結論テキスト
本願商標は、登録すべきものとする。
Trademark Appeal Case
本データベースは、特許庁の審決例をAIで解析・要約したものです。拒絶理由通知に対する意見書作成や、審判請求書等の作成時の参考としてお役立てください。
| 審判番号 | 不服2009−10135(T2009−10135/J1) |
|---|---|
| 審判種別 | 不服 |
| 結論 | 勝訴(請求認容) |
本願商標は、「ONE−LUBER」の文字を標準文字により表してなり、第4類「固形潤滑剤,工業用グリース,潤滑油,切削油,その他の工業用油,工業用油脂」を指定商品として、平成20年6月1日に登録出願されたものである。
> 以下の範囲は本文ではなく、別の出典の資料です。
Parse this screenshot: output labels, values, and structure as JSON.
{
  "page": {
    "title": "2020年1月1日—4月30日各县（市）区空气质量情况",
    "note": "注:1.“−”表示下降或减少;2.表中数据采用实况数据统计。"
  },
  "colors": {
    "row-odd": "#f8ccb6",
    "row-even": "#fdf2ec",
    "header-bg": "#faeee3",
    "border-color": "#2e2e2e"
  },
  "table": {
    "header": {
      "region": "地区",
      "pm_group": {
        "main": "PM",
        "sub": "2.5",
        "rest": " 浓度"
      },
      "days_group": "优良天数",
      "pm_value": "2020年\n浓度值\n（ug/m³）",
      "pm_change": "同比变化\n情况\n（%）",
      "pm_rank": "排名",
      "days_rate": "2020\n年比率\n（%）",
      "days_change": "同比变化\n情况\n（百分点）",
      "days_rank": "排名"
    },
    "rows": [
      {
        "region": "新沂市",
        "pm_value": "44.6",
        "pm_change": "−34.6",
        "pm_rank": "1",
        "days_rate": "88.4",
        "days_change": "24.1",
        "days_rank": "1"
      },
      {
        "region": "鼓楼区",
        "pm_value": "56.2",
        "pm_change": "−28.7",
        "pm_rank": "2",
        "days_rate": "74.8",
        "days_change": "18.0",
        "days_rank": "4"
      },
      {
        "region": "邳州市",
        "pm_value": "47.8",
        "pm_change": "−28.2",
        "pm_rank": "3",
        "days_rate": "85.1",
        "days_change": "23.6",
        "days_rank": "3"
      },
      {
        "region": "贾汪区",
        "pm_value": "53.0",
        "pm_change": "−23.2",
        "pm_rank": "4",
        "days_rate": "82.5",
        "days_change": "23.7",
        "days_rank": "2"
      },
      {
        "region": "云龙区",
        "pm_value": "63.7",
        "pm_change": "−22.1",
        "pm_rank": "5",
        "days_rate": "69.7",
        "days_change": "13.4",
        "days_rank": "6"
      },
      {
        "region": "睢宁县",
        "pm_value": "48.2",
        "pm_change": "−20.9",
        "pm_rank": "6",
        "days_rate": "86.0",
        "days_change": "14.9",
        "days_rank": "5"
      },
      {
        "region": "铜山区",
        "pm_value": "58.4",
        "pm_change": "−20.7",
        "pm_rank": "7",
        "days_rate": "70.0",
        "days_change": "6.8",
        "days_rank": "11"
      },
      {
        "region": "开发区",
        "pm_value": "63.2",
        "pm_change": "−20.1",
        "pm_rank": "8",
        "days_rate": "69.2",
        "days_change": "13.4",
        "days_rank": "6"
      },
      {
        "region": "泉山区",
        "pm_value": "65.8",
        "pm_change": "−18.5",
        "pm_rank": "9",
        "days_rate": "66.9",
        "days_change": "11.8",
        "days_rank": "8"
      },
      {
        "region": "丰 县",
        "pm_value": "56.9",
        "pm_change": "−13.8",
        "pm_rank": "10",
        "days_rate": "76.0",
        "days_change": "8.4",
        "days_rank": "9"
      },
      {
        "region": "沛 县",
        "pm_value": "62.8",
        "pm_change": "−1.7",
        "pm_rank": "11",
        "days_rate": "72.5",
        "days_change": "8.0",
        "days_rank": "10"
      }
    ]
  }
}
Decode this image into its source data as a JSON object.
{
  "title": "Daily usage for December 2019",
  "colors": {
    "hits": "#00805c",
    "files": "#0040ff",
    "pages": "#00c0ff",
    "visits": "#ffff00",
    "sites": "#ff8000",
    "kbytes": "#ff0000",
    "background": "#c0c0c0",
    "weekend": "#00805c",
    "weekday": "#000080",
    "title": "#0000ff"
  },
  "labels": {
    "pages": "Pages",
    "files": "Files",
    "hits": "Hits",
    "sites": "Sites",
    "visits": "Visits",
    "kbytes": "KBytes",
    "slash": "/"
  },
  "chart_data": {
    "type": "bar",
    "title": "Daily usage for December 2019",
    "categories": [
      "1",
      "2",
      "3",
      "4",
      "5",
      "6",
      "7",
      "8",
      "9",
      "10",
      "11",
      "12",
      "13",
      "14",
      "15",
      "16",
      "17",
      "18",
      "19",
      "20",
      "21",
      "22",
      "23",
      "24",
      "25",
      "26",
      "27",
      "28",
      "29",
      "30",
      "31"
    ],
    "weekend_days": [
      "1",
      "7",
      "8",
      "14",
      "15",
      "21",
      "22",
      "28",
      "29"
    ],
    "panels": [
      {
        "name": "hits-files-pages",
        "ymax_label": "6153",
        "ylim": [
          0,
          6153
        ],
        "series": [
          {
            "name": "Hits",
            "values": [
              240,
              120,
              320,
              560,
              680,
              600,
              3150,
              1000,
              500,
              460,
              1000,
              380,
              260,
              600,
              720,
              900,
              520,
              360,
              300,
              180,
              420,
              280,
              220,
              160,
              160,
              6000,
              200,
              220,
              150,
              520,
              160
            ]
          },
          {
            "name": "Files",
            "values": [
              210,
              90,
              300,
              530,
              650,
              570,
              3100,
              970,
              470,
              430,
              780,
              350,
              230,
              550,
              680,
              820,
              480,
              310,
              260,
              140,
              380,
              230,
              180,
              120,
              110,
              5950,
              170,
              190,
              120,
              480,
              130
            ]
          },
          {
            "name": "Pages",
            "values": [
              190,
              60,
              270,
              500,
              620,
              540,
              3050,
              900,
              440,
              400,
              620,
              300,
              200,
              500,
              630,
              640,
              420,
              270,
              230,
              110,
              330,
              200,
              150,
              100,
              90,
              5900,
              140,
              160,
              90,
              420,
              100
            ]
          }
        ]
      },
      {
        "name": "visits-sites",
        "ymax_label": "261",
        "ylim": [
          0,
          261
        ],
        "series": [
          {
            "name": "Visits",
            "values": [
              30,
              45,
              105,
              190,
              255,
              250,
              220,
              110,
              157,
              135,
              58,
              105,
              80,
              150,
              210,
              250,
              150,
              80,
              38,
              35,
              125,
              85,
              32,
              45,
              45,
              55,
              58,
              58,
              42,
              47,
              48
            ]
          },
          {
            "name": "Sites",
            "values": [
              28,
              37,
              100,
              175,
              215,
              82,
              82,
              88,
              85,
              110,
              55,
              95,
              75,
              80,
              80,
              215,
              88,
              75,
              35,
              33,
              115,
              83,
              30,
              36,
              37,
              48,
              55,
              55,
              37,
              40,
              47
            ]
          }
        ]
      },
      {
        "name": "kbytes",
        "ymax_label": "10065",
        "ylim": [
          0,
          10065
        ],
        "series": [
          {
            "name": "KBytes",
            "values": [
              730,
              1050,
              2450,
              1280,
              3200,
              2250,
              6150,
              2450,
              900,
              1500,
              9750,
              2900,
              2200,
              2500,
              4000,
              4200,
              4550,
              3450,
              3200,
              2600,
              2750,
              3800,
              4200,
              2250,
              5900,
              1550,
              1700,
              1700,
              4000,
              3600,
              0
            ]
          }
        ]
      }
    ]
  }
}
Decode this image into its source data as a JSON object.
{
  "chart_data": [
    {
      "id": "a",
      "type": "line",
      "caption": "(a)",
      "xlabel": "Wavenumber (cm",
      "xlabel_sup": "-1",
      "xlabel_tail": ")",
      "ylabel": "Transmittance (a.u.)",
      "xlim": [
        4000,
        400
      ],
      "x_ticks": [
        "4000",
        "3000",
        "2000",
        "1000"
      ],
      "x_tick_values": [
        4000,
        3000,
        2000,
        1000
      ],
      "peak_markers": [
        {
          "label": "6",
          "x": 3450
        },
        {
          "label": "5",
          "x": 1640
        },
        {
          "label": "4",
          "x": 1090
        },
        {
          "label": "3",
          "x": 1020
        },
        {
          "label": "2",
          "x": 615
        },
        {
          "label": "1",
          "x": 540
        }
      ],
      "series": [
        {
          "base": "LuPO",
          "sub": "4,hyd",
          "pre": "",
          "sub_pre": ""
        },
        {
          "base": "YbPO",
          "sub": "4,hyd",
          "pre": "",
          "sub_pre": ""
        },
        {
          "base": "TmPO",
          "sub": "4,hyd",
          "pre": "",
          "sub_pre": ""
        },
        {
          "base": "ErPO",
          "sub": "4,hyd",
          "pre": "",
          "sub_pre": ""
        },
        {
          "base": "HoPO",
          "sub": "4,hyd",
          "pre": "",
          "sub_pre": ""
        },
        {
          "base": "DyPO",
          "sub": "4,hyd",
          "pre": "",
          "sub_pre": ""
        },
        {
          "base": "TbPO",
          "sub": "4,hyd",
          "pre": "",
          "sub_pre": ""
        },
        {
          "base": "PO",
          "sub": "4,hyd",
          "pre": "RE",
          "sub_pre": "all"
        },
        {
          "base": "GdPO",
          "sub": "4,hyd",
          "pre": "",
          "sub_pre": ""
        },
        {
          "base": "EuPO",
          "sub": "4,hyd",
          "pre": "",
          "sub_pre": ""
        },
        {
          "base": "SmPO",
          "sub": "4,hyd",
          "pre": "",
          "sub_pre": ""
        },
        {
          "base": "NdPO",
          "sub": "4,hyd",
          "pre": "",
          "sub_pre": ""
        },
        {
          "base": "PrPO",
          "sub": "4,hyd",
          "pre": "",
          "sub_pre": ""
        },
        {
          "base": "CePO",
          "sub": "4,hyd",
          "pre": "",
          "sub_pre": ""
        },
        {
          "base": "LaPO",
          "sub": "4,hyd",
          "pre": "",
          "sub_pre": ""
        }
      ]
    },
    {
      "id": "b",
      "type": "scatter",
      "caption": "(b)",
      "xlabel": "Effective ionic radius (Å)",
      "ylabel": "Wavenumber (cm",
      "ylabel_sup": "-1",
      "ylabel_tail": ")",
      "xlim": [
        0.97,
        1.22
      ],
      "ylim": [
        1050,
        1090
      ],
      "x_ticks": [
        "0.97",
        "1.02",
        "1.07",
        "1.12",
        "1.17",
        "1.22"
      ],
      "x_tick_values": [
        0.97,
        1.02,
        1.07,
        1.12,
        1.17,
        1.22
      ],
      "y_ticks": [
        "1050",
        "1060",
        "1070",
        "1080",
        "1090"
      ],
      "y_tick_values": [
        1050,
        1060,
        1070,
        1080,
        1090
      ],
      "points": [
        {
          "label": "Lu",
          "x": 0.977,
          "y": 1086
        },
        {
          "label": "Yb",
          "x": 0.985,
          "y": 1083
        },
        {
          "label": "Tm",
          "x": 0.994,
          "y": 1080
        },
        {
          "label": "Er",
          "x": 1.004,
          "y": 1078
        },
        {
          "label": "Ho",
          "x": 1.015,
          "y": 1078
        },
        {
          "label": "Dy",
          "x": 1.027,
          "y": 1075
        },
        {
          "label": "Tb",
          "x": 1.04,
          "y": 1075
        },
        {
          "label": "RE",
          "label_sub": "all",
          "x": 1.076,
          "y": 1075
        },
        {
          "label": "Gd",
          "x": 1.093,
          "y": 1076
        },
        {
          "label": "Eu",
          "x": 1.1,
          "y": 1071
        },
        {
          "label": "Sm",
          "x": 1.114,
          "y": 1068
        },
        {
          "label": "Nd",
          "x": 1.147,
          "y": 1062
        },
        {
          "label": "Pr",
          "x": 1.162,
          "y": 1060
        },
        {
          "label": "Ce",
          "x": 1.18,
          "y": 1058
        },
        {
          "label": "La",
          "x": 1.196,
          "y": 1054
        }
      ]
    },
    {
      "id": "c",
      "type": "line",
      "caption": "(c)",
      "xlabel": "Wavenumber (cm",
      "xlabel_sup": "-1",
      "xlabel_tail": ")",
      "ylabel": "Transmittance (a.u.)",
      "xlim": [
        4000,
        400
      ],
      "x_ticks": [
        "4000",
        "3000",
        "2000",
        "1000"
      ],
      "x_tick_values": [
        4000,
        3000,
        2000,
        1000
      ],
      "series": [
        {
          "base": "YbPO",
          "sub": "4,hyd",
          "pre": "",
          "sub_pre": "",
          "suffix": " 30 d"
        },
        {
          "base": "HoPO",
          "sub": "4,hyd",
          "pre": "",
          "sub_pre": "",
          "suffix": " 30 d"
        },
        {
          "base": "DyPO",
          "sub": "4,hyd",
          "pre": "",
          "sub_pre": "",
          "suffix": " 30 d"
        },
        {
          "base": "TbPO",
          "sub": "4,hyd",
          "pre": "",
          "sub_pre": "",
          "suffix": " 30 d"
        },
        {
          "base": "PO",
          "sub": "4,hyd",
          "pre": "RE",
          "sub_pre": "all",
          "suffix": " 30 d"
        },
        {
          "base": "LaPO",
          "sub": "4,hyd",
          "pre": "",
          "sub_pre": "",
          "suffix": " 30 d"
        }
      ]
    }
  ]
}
原査定において、本願の拒絶の理由に引用した登録第4238436号商標(以下「引用商標」という。)は、「LUBER」の文字と「ルベール」の文字を上下二段に横書きしてなり、平成9年11月18日登録出願、第4類「工業用油」を指定商品として、同11年2月12日に設定登録され、同21年2月10日に商標権存続期間の更新登録がなされ、現に有効に存続しているものである。
本願商標は、前記1のとおり、「ONE」と「LUBER」の文字を連結記号のハイフンを介して「ONE−LUBER」と一連に書してなるところ、これらを構成する各文字は、同じ書体、同じ大きさで表されており、全体として、外観上まとまりよく一体に構成されているものである。
そして、その構成中の「ONE」の文字部分が「1、1個の、単一の」等の意味を有する英語であるとしても、かかる構成にあっては、殊更に、構成後半部の「LUBER」の文字を分離抽出し、これより生ずる称呼により取引に資されるとみるよりは、むしろ、本願商標の構成文字全体をもって、一体不可分の造語として認識し把握されるとみるのが自然であり、他に、構成中の「LUBER」の文字部分のみが独立して認識されるとみるべき特段の事情は見いだせない。
そうとすれば、本願商標は、その構成文字全体に相応して英語風に「ワンルーバー」の一連の称呼のみを生じ、特定の意味を有しない造語よりなるものというのが相当である。
他方、引用商標は、前記2のとおり「LUBER」の文字と「ルベール」の文字を上下二段に書してなるところ、「LUBER」の文字は特定の意味合いを有する既成語を表したものとはいえないものである。そして、このように造語又は既成語として親しまれていない欧文字と仮名文字を併記した場合において、その仮名文字部分が欧文字部分の称呼を特定すべき役割を果たすものと無理なく認識できるときは、仮名文字部分より生ずる称呼が、その商標より生ずる自然の称呼とみるのが相当である。してみれば、引用商標よりは、その構成文字に相応して「ルベール」の称呼を生ずるものであり、特定の観念を有しない造語よりなるものというのが相当である。
そこで、本願商標より生ずる「ワンルーバー」の称呼と、引用商標より生ずる「ルベール」の称呼を比較するに、それぞれの音構成及び構成音数に顕著な差異を有するものであるから、両者をそれぞれ一連に称呼するときは、称呼上相紛れるおそれはないものというべきである。
また、両商標は、前記のとおりの構成よりなるから、外観上も顕著な差異を有するものである。
してみれば、本願商標と引用商標とは、観念上は比較できないものであり、外観及び称呼において相紛れるおそれのない非類似の商標と判断するのが相当である。
したがって、商標法第4条第1項第11号に該当するとした原査定は、取消しを免れない。
その他、本願について拒絶の理由を発見しない。
よって、結論のとおり審決する。